Joint Superpixel and Self-Representation Learning for Scalable Hyperspectral Image Clustering
This work addresses computational bottlenecks in hyperspectral image analysis for remote sensing applications, though it is incremental in combining existing techniques.
The paper tackled the scalability and misalignment issues in hyperspectral image clustering by proposing a joint optimization framework for superpixel segmentation and subspace clustering, achieving superior accuracy on benchmark datasets.
Subspace clustering is a powerful unsupervised approach for hyperspectral image (HSI) analysis, but its high computational and memory costs limit scalability. Superpixel segmentation can improve efficiency by reducing the number of data points to process.
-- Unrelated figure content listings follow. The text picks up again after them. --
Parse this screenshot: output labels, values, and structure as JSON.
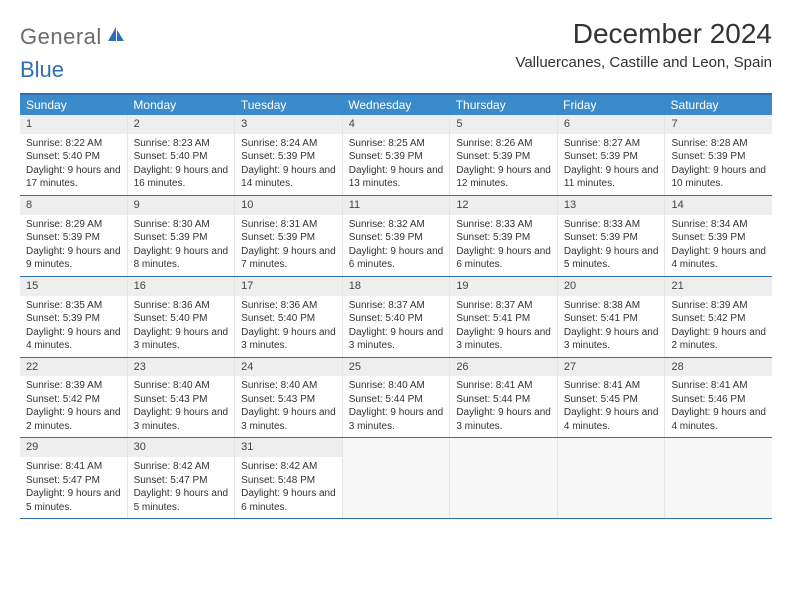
{
  "brand": {
    "part1": "General",
    "part2": "Blue"
  },
  "title": "December 2024",
  "location": "Valluercanes, Castille and Leon, Spain",
  "colors": {
    "header_bar": "#3b8bca",
    "rule": "#2e6fb3",
    "daynum_bg": "#eeeeee",
    "logo_gray": "#6b6b6b",
    "logo_blue": "#2e6fb3"
  },
  "weekdays": [
    "Sunday",
    "Monday",
    "Tuesday",
    "Wednesday",
    "Thursday",
    "Friday",
    "Saturday"
  ],
  "weeks": [
    [
      {
        "n": "1",
        "sr": "Sunrise: 8:22 AM",
        "ss": "Sunset: 5:40 PM",
        "dl": "Daylight: 9 hours and 17 minutes."
      },
      {
        "n": "2",
        "sr": "Sunrise: 8:23 AM",
        "ss": "Sunset: 5:40 PM",
        "dl": "Daylight: 9 hours and 16 minutes."
      },
      {
        "n": "3",
        "sr": "Sunrise: 8:24 AM",
        "ss": "Sunset: 5:39 PM",
        "dl": "Daylight: 9 hours and 14 minutes."
      },
      {
        "n": "4",
        "sr": "Sunrise: 8:25 AM",
        "ss": "Sunset: 5:39 PM",
        "dl": "Daylight: 9 hours and 13 minutes."
      },
      {
        "n": "5",
        "sr": "Sunrise: 8:26 AM",
        "ss": "Sunset: 5:39 PM",
        "dl": "Daylight: 9 hours and 12 minutes."
      },
      {
        "n": "6",
        "sr": "Sunrise: 8:27 AM",
        "ss": "Sunset: 5:39 PM",
        "dl": "Daylight: 9 hours and 11 minutes."
      },
      {
        "n": "7",
        "sr": "Sunrise: 8:28 AM",
        "ss": "Sunset: 5:39 PM",
        "dl": "Daylight: 9 hours and 10 minutes."
      }
    ],
    [
      {
        "n": "8",
        "sr": "Sunrise: 8:29 AM",
        "ss": "Sunset: 5:39 PM",
        "dl": "Daylight: 9 hours and 9 minutes."
      },
      {
        "n": "9",
        "sr": "Sunrise: 8:30 AM",
        "ss": "Sunset: 5:39 PM",
        "dl": "Daylight: 9 hours and 8 minutes."
      },
      {
        "n": "10",
        "sr": "Sunrise: 8:31 AM",
        "ss": "Sunset: 5:39 PM",
        "dl": "Daylight: 9 hours and 7 minutes."
      },
      {
        "n": "11",
        "sr": "Sunrise: 8:32 AM",
        "ss": "Sunset: 5:39 PM",
        "dl": "Daylight: 9 hours and 6 minutes."
      },
      {
        "n": "12",
        "sr": "Sunrise: 8:33 AM",
        "ss": "Sunset: 5:39 PM",
        "dl": "Daylight: 9 hours and 6 minutes."
      },
      {
        "n": "13",
        "sr": "Sunrise: 8:33 AM",
        "ss": "Sunset: 5:39 PM",
        "dl": "Daylight: 9 hours and 5 minutes."
      },
      {
        "n": "14",
        "sr": "Sunrise: 8:34 AM",
        "ss": "Sunset: 5:39 PM",
        "dl": "Daylight: 9 hours and 4 minutes."
      }
    ],
    [
      {
        "n": "15",
        "sr": "Sunrise: 8:35 AM",
        "ss": "Sunset: 5:39 PM",
        "dl": "Daylight: 9 hours and 4 minutes."
      },
      {
        "n": "16",
        "sr": "Sunrise: 8:36 AM",
        "ss": "Sunset: 5:40 PM",
        "dl": "Daylight: 9 hours and 3 minutes."
      },
      {
        "n": "17",
        "sr": "Sunrise: 8:36 AM",
        "ss": "Sunset: 5:40 PM",
        "dl": "Daylight: 9 hours and 3 minutes."
      },
      {
        "n": "18",
        "sr": "Sunrise: 8:37 AM",
        "ss": "Sunset: 5:40 PM",
        "dl": "Daylight: 9 hours and 3 minutes."
      },
      {
        "n": "19",
        "sr": "Sunrise: 8:37 AM",
        "ss": "Sunset: 5:41 PM",
        "dl": "Daylight: 9 hours and 3 minutes."
      },
      {
        "n": "20",
        "sr": "Sunrise: 8:38 AM",
        "ss": "Sunset: 5:41 PM",
        "dl": "Daylight: 9 hours and 3 minutes."
      },
      {
        "n": "21",
        "sr": "Sunrise: 8:39 AM",
        "ss": "Sunset: 5:42 PM",
        "dl": "Daylight: 9 hours and 2 minutes."
      }
    ],
    [
      {
        "n": "22",
        "sr": "Sunrise: 8:39 AM",
        "ss": "Sunset: 5:42 PM",
        "dl": "Daylight: 9 hours and 2 minutes."
      },
      {
        "n": "23",
        "sr": "Sunrise: 8:40 AM",
        "ss": "Sunset: 5:43 PM",
        "dl": "Daylight: 9 hours and 3 minutes."
      },
      {
        "n": "24",
        "sr": "Sunrise: 8:40 AM",
        "ss": "Sunset: 5:43 PM",
        "dl": "Daylight: 9 hours and 3 minutes."
      },
      {
        "n": "25",
        "sr": "Sunrise: 8:40 AM",
        "ss": "Sunset: 5:44 PM",
        "dl": "Daylight: 9 hours and 3 minutes."
      },
      {
        "n": "26",
        "sr": "Sunrise: 8:41 AM",
        "ss": "Sunset: 5:44 PM",
        "dl": "Daylight: 9 hours and 3 minutes."
      },
      {
        "n": "27",
        "sr": "Sunrise: 8:41 AM",
        "ss": "Sunset: 5:45 PM",
        "dl": "Daylight: 9 hours and 4 minutes."
      },
      {
        "n": "28",
        "sr": "Sunrise: 8:41 AM",
        "ss": "Sunset: 5:46 PM",
        "dl": "Daylight: 9 hours and 4 minutes."
      }
    ],
    [
      {
        "n": "29",
        "sr": "Sunrise: 8:41 AM",
        "ss": "Sunset: 5:47 PM",
        "dl": "Daylight: 9 hours and 5 minutes."
      },
      {
        "n": "30",
        "sr": "Sunrise: 8:42 AM",
        "ss": "Sunset: 5:47 PM",
        "dl": "Daylight: 9 hours and 5 minutes."
      },
      {
        "n": "31",
        "sr": "Sunrise: 8:42 AM",
        "ss": "Sunset: 5:48 PM",
        "dl": "Daylight: 9 hours and 6 minutes."
      },
      null,
      null,
      null,
      null
    ]
  ]
}
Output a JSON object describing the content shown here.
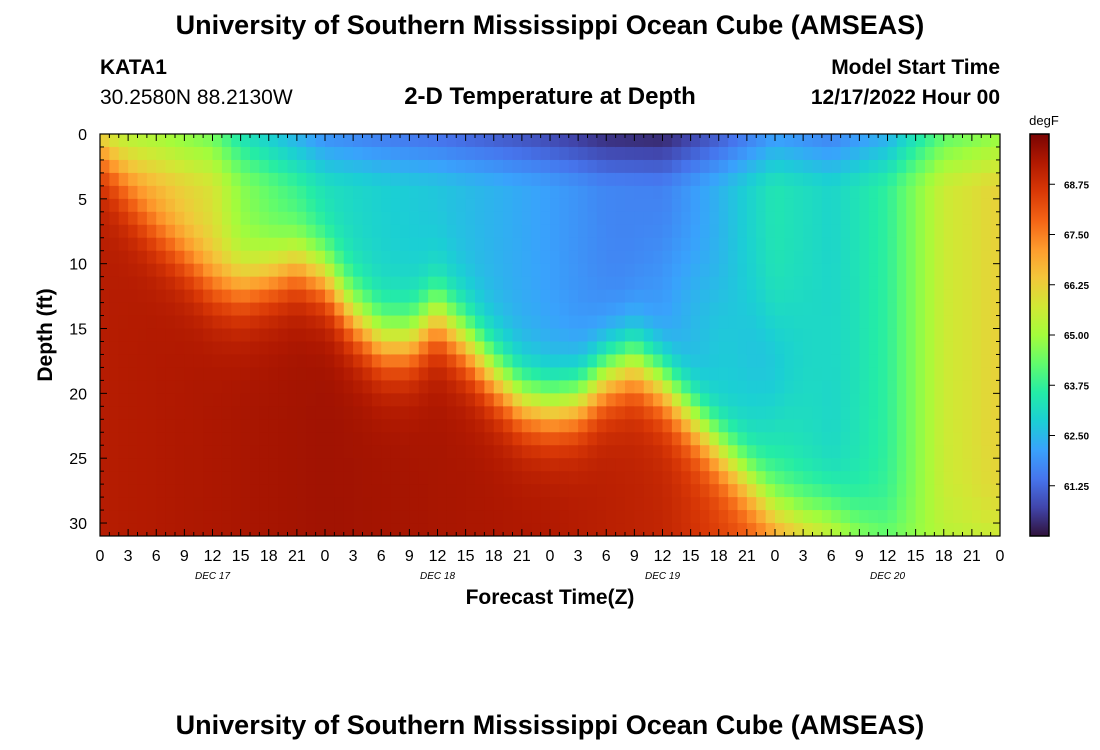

However, existing superpixel-based methods usually perform segmentation independently of the clustering task, often producing partitions that do not align with the subsequent clustering objective. To address this, we propose a unified end-to-end framework that jointly optimizes superpixel segmentation and subspace clustering. Its core is a feedback mechanism: a self-representation network based on unfolded Alternating Direction Method of Multipliers (ADMM) provides a model-driven signal to guide a differentiable superpixel module. This joint optimization yields clustering-aware partitions that preserve both spectral and spatial structure. Furthermore, our superpixel network learns a unique compactness parameter for each superpixel, enabling more flexible and adaptive segmentation. Extensive experiments on benchmark HSI datasets demonstrate that our method consistently achieves superior accuracy compared with state-of-the-art clustering approaches.